Néanmoins le scénario se révèle particulièrement intelligent car plus qu’une virulente critique du christianisme, Christopher Smith nous propose une réflexion sur le bien et le mal. Et, si tout au long du film la foi du jeune moine est mise à rude épreuve, nous aussi, nous nous retrouvons à douter alors que notre héros s’enfonce dans un inconnu toujours plus sombre, où la mort semble omniprésente et la folie bien proche.
Black Death, une petite perle parmi les séries B
Ce film est au final une véritable surprise. Abstraction faite des erreurs historiques, Christopher Smith nous livre une passionnante vision d’un Moyen Âge noir, violent et aliéné qui n’est pas sans rappeler le récent et très bon Valhalla Rising au niveau de l’atmosphère ou La Chair et le Sang de Paul Verhoeven au niveau de la noirceur. Si la caméra à l’épaule rend les quelques scènes d’actions peu lisibles (car elles sont relativement rares contrairement à ce que la bande annonce pourrait laisser penser), la photographie sobre et sans artifice contribue pleinement à l’installation d’une ambiance délicieusement morbide et terrifiante.

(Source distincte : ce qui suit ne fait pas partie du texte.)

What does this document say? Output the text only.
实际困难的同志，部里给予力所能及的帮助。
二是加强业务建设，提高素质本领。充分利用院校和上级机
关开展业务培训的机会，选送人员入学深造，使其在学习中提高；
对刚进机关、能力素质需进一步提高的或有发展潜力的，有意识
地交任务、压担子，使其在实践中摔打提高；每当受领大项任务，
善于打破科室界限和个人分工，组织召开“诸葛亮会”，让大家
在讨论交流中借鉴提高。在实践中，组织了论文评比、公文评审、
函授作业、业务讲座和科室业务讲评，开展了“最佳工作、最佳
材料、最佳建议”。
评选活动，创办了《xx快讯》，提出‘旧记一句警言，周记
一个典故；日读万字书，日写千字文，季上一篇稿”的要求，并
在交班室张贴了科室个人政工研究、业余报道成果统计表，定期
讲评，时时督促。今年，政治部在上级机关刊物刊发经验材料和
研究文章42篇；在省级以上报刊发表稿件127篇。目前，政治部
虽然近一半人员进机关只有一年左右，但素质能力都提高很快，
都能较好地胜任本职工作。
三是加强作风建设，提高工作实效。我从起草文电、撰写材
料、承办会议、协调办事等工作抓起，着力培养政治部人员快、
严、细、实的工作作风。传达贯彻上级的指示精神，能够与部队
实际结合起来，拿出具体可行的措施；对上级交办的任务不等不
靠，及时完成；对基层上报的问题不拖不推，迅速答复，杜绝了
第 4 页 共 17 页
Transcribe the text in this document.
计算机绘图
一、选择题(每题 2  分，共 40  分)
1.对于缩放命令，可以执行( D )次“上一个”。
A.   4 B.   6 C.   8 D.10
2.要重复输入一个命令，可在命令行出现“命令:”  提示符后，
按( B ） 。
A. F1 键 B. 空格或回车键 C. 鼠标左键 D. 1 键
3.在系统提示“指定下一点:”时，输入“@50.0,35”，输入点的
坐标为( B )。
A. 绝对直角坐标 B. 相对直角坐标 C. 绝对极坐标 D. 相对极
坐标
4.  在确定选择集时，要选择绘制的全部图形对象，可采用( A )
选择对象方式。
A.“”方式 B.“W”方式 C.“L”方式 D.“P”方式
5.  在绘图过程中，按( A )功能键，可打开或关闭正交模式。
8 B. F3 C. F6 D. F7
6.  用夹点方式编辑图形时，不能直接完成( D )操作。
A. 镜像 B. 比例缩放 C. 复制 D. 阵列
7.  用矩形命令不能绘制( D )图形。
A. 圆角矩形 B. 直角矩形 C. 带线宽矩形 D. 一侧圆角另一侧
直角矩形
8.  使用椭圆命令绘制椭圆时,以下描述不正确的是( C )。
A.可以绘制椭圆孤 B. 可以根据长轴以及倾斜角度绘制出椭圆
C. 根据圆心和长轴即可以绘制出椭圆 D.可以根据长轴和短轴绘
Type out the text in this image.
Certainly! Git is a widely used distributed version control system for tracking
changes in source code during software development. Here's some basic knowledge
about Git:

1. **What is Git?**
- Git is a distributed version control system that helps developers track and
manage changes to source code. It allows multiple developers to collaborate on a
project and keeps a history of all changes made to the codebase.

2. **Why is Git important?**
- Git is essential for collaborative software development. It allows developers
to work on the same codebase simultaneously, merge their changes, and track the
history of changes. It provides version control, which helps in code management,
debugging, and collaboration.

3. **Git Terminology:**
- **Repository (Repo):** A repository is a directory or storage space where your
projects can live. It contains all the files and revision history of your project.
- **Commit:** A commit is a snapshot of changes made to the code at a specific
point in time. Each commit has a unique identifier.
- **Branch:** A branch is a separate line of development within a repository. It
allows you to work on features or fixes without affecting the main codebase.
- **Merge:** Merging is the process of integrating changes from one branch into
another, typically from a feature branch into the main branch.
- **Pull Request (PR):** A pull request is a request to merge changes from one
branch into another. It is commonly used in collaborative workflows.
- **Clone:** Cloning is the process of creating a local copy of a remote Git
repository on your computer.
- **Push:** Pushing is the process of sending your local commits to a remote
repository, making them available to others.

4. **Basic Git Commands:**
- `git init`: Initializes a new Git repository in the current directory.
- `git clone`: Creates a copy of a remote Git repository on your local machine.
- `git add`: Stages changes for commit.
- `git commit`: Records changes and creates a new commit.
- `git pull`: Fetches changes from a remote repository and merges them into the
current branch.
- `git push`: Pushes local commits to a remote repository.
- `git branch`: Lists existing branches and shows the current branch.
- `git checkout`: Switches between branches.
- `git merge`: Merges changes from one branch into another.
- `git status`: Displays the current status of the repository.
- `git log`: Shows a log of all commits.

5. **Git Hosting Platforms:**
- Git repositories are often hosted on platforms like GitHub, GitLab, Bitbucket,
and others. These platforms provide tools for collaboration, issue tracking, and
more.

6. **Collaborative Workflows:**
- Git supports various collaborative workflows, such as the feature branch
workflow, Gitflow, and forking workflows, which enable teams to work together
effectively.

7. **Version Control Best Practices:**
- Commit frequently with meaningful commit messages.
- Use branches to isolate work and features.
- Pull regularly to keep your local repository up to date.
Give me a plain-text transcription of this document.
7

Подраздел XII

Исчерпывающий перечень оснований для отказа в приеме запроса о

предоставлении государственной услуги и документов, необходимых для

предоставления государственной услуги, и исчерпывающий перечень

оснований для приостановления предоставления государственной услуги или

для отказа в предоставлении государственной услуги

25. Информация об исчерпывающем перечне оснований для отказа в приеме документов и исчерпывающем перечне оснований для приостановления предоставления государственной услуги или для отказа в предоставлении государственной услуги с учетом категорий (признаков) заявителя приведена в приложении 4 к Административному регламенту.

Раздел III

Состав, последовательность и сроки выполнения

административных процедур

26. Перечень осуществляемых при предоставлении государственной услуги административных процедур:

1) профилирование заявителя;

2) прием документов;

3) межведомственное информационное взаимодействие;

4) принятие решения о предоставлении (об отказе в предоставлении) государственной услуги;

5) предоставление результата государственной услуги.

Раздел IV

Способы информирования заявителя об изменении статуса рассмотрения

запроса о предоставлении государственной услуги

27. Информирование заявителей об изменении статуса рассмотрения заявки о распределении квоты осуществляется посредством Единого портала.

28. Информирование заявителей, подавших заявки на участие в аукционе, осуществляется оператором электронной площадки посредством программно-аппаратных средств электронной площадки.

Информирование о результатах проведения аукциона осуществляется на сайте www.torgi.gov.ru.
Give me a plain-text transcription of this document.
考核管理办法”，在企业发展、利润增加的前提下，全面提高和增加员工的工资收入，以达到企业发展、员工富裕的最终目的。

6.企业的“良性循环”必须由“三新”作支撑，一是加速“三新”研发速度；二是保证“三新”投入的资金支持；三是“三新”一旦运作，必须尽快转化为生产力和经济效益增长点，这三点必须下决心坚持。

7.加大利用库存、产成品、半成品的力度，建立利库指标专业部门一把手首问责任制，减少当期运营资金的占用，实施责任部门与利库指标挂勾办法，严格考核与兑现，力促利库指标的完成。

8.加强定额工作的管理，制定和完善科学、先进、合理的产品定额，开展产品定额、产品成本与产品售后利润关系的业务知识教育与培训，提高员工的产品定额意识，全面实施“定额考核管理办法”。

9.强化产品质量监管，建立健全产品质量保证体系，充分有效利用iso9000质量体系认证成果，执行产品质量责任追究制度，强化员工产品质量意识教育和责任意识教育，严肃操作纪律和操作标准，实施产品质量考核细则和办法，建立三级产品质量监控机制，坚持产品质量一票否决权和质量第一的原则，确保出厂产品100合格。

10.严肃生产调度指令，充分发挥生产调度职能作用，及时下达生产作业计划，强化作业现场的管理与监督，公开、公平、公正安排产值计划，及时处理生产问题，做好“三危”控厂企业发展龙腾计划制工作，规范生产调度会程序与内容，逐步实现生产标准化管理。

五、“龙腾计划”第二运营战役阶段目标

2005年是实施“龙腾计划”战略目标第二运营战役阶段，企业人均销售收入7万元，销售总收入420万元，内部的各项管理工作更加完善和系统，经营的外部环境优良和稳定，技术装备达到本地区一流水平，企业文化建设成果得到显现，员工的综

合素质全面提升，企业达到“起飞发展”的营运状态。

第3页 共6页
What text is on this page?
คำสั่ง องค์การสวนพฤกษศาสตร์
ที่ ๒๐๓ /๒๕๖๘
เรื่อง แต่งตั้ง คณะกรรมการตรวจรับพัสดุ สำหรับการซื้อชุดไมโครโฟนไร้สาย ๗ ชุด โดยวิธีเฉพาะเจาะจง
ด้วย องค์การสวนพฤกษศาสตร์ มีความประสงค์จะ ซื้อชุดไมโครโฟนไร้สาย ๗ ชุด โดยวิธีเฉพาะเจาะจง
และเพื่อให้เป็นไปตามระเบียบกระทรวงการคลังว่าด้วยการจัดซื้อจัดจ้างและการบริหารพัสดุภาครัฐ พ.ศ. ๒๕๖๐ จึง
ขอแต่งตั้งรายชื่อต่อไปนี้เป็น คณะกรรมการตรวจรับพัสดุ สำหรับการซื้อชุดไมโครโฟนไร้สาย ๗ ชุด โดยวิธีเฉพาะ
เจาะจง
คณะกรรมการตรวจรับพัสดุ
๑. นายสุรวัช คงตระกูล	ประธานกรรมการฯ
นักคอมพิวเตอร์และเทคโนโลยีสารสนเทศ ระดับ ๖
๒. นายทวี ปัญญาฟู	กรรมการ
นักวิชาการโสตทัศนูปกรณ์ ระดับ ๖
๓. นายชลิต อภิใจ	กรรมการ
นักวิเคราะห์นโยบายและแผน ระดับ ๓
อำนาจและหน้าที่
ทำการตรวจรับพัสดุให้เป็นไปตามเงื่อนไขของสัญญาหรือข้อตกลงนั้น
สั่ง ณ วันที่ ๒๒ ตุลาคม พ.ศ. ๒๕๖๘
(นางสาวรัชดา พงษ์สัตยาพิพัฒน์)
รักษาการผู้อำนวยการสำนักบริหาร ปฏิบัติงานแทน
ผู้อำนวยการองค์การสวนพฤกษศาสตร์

La distribution n’est pas en reste, Carice Van Houten fascine en nécromancienne alors que Sean Bean en chevalier vengeur et torturé rappelle efficacement son rôle de Boromir dans Le Seigneur des Anneaux. Le scénario laisse planer tout au long de Black Death une rare et appréciable ambiguïté qui permet de hisser ce film petit budget au rang de véritable perle de la série B. On ne peut au final que regretter qu’il n’ait pas trouvé de distributeurs en France quand l’autre tâcheron de Dernier des Templiers était projeté sur pas moins de 340 écrans. Espérons qu’à l’avenir, nous aurons la chance d’apprécier plus amplement ce genre de production au cinéma.
Black Death de Christopher Smith, sorti en DVD/Blu-Ray le premier avril 2011.